Just as all the improvements, suggestions from colleagues, and additions had culminated into one hell of a restaurant support tool, Sprig closed its doors for good.
My time with Sprig had me interacting with the top minds in the field of culinary logistics — pastry chefs at Hilton Hotels and executive chefs responsible for overseeing the entire food production process for Emirates Airlines.
All of them confirmed that even the highest-level kitchens ran on pen, paper, and rickety Excel spreadsheets. Unlike Sprig, these kitchens used static, non-rotating menus. They’d been churning out the same recipes for decades, and the people at the top of these companies saw no reason to consider innovation.
The deeper I dug, the more I found myself putting on hairnets and hopping into the cramped, humid backrooms of many different kitchens to see what pitfalls could be paved over with software.
What I witnessed included longtime employees performing tasks from memory, a boatload of terrified entry-level staff scrambling to solve difficult math equations they didn’t think they’d have to deal with, and a generally unrealistic level of knowledge everyone from the lowest-paid hire to executive chef was expected to possess.
Restaurants live and die by their overhead, making time and ingredients their two most precious resources. I lost count of how many employees I’ve seen under the gun or let go because they were expected to understand processes that no one explained to them.
Take calculating how many vegetables you need to start with to arrive at X number of diced vegetables, or adjusting next week’s order quantities based on what ingredients you have left over from the previous week — those are moving targets that even longtime restaurateurs have a hard time nailing down.
One of the first people I brought the concept of Galley Solutions to was my co-founder, Ian Christopher.

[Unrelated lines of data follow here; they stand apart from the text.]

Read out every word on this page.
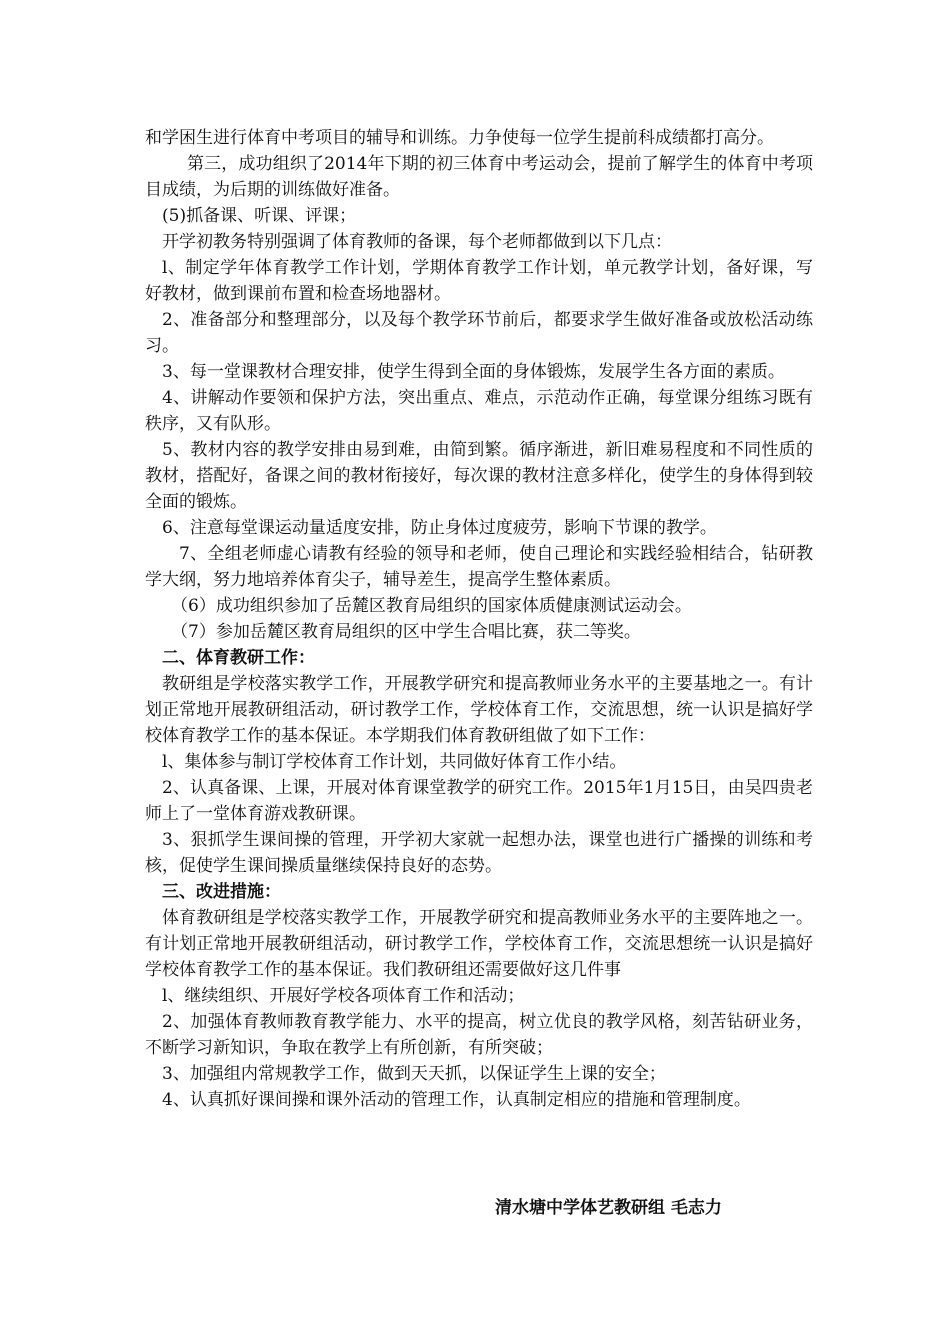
和学困生进行体育中考项目的辅导和训练。力争使每一位学生提前科成绩都打高分。

第三，成功组织了2014年下期的初三体育中考运动会，提前了解学生的体育中考项目成绩，为后期的训练做好准备。

(5)抓备课、听课、评课；

开学初教务特别强调了体育教师的备课，每个老师都做到以下几点：

l、制定学年体育教学工作计划，学期体育教学工作计划，单元教学计划，备好课，写好教材，做到课前布置和检查场地器材。

2、准备部分和整理部分，以及每个教学环节前后，都要求学生做好准备或放松活动练习。

3、每一堂课教材合理安排，使学生得到全面的身体锻炼，发展学生各方面的素质。

4、讲解动作要领和保护方法，突出重点、难点，示范动作正确，每堂课分组练习既有秩序，又有队形。

5、教材内容的教学安排由易到难，由简到繁。循序渐进，新旧难易程度和不同性质的教材，搭配好，备课之间的教材衔接好，每次课的教材注意多样化，使学生的身体得到较全面的锻炼。

6、注意每堂课运动量适度安排，防止身体过度疲劳，影响下节课的教学。

7、全组老师虚心请教有经验的领导和老师，使自己理论和实践经验相结合，钻研教学大纲，努力地培养体育尖子，辅导差生，提高学生整体素质。

（6）成功组织参加了岳麓区教育局组织的国家体质健康测试运动会。

（7）参加岳麓区教育局组织的区中学生合唱比赛，获二等奖。

二、体育教研工作：

教研组是学校落实教学工作，开展教学研究和提高教师业务水平的主要基地之一。有计划正常地开展教研组活动，研讨教学工作，学校体育工作，交流思想，统一认识是搞好学校体育教学工作的基本保证。本学期我们体育教研组做了如下工作：

l、集体参与制订学校体育工作计划，共同做好体育工作小结。

2、认真备课、上课，开展对体育课堂教学的研究工作。2015年1月15日，由吴四贵老师上了一堂体育游戏教研课。

3、狠抓学生课间操的管理，开学初大家就一起想办法，课堂也进行广播操的训练和考核，促使学生课间操质量继续保持良好的态势。

三、改进措施：

体育教研组是学校落实教学工作，开展教学研究和提高教师业务水平的主要阵地之一。有计划正常地开展教研组活动，研讨教学工作，学校体育工作，交流思想统一认识是搞好学校体育教学工作的基本保证。我们教研组还需要做好这几件事

l、继续组织、开展好学校各项体育工作和活动；

2、加强体育教师教育教学能力、水平的提高，树立优良的教学风格，刻苦钻研业务，不断学习新知识，争取在教学上有所创新，有所突破；

3、加强组内常规教学工作，做到天天抓，以保证学生上课的安全；

4、认真抓好课间操和课外活动的管理工作，认真制定相应的措施和管理制度。

清水塘中学体艺教研组 毛志力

I met Ian at Scott River Lodge, a boutique couple’s retreat center where he served as Executive Director. It was there that I observed Ian’s handiwork: he had single-handedly turned the retreat from something close to shambles into a five-star experience. Incidentally, Scott River’s parent organization, a large summer camp, would go on to become Galley Solution’s first paying customer.
I knew that Ian had firsthand experience with the food service dysfunction that Galley would soon solve — not only did he work in hospitality, but his mom had been a caterer throughout his childhood. When I told Ian about Galley, his enthusiasm resonated with my own so deeply that we decided to combine forces, and we moved both of our families under one roof in San Diego. From there, we continued to assemble our rockstar team around the dream of Galley and the mission of improving kitchen operations for everyone.

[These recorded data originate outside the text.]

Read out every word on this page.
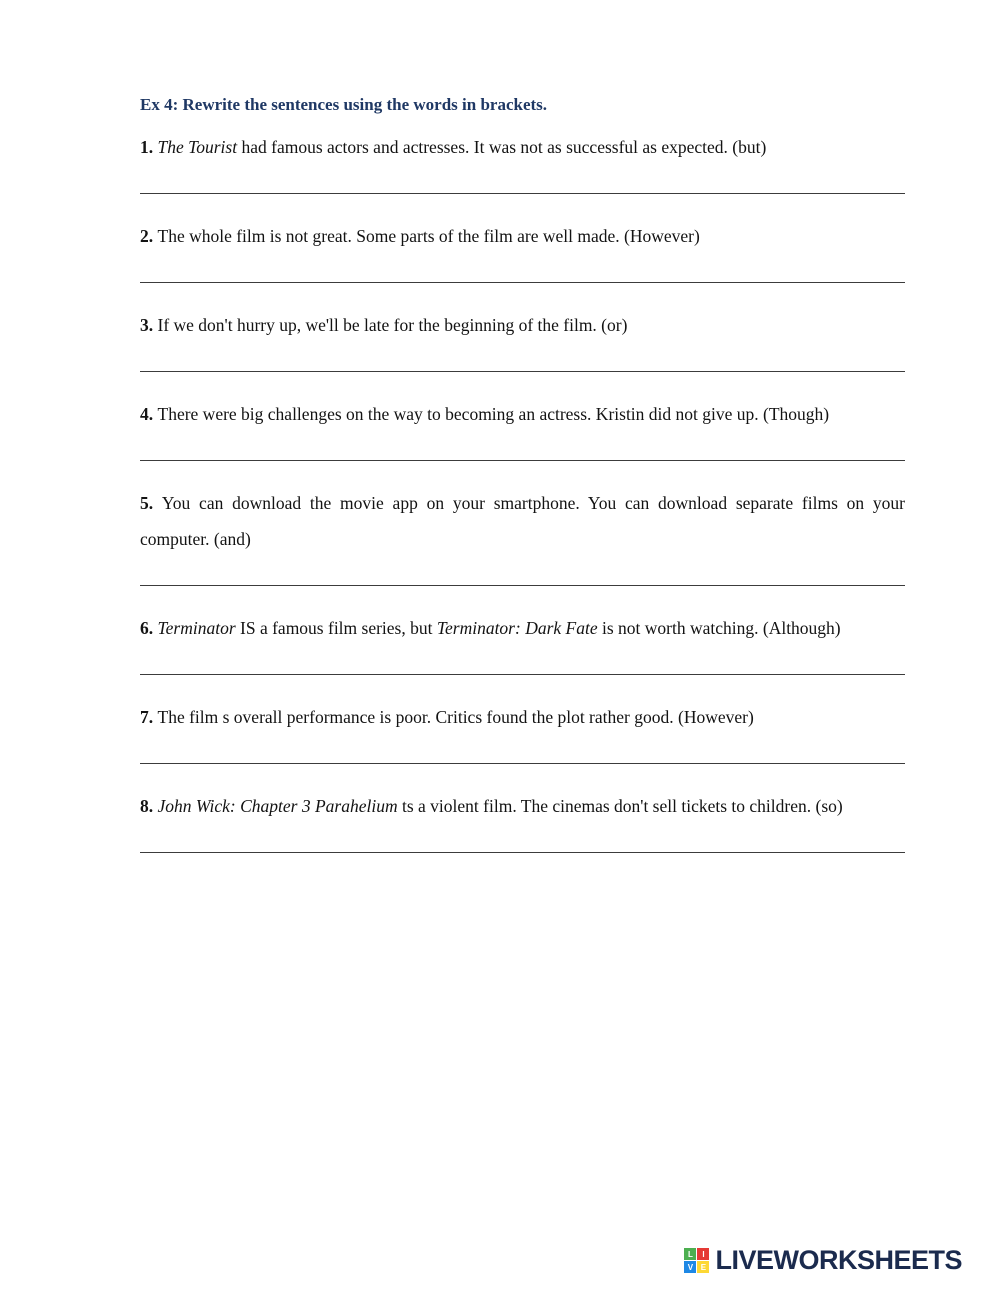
Ex 4: Rewrite the sentences using the words in brackets.
1. The Tourist had famous actors and actresses. It was not as successful as expected. (but)
2. The whole film is not great. Some parts of the film are well made. (However)
3. If we don't hurry up, we'll be late for the beginning of the film. (or)
4. There were big challenges on the way to becoming an actress. Kristin did not give up. (Though)
5. You can download the movie app on your smartphone. You can download separate films on your computer. (and)
6. Terminator IS a famous film series, but Terminator: Dark Fate is not worth watching. (Although)
7. The film s overall performance is poor. Critics found the plot rather good. (However)
8. John Wick: Chapter 3 Parahelium ts a violent film. The cinemas don't sell tickets to children. (so)
L	I
V E LIVEWORKSHEETS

Galley is cultivating an environment of active stewardship, insatiable curiosity, and empowerment through respect and growth. We’re not just determined to simplify kitchen logistics across the globe, we’re looking to improve lives. This vision has helped Galley accrue a team of like-minded experts fully committed to setting a new benchmark of camaraderie in the kitchen.
We’re offering a salve to a decades-old problem, one that promises to shape the way the kitchens of the future operate. Our passion has drawn the talents of colleagues such as Sprig’s own Nate Keller (former Google Executive Chef) and Jonathan Press (Tesla’s #1 Global Energy Advisor), both of whom are hungry to revolutionize the food and beverage space by perfecting our SaaS.
We’ve got the team and the vision, and we’re dead set on our all-important directive of keeping things fun… after all, isn’t that why we fell in love with the culinary arts in the first place?